Pertandingan berakhir dengan kemenangan straight set bagi Pertamina Enduro, dengan skor 25-19, 25-23, dan 25-21. Kemenangan ini melengkapi hasil leg pertama, sehingga mereka unggul dua kali dalam format best of three dan memastikan gelar juara tanpa perlu melanjutkan ke leg ketiga.
Sejak awal laga, Pertamina Enduro langsung menekan dengan serangan cepat dan agresif yang dilancarkan oleh Megawati Hangestri Pertiwi, Irina Voronkova, dan Wilma Salas. Strategi ini membuat pertahanan Phonska Plus kesulitan mengembangkan permainan.

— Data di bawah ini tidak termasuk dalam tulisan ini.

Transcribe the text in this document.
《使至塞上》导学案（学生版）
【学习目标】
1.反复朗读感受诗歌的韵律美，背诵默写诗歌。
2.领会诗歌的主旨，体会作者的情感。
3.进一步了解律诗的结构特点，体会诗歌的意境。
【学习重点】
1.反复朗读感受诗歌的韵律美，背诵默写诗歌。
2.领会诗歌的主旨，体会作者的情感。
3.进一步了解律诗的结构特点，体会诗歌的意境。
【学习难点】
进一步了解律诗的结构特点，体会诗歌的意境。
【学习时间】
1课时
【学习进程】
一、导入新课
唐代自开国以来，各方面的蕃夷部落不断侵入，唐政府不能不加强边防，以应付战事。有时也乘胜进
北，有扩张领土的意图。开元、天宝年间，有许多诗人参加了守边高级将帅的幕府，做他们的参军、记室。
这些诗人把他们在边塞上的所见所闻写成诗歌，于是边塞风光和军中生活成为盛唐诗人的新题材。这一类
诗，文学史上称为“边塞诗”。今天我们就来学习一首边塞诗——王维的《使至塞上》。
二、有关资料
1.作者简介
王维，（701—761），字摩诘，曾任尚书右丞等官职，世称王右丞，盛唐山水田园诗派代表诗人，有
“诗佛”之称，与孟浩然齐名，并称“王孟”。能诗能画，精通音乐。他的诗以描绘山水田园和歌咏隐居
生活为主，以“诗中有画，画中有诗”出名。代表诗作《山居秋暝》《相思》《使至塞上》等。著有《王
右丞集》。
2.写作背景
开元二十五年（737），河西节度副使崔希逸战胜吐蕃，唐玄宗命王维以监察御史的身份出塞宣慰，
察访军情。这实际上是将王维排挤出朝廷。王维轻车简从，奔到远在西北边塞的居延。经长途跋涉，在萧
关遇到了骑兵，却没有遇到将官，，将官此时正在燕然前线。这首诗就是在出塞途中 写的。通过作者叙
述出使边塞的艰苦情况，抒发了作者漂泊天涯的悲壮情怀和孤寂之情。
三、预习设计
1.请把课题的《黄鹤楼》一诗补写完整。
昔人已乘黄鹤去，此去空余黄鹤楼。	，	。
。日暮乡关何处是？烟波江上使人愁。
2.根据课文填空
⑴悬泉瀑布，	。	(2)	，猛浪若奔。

Meski mendapat perlawanan sengit dari Annie Mitchem dan Sasha Bytsenko, terutama di set kedua yang berlangsung ketat, mental juara Pertamina Enduro terbukti lebih tangguh. Mereka berhasil mencuri poin penting di fase krusial dan menutup set kedua dengan skor tipis 25-23.
Pada set ketiga, Phonska Plus berusaha bangkit dan memberikan tekanan sejak awal, namun konsistensi Pertamina Enduro tetap terjaga. Beberapa poin beruntun berhasil mereka ciptakan sehingga membuka jarak yang sulit dikejar lawan. Upaya Shella Bernadetha dan rekan-rekannya tidak mampu membalikkan keadaan, dan Pertamina Enduro menutup laga dengan skor 25-21 tanpa kehilangan satu set pun.
Kemenangan ini menambah koleksi gelar Pertamina Enduro menjadi empat kali, setelah sebelumnya meraih juara pada 2014, 2018, dan 2025. Keberhasilan mempertahankan gelar secara beruntun semakin menegaskan posisi mereka sebagai tim bola voli putri terbaik di Indonesia.
Dengan hasil ini, Pertamina Enduro resmi menjadi juara Proliga 2026 sektor putri, membuktikan konsistensi dan kekuatan mereka di kompetisi bola voli tertinggi Tanah Air.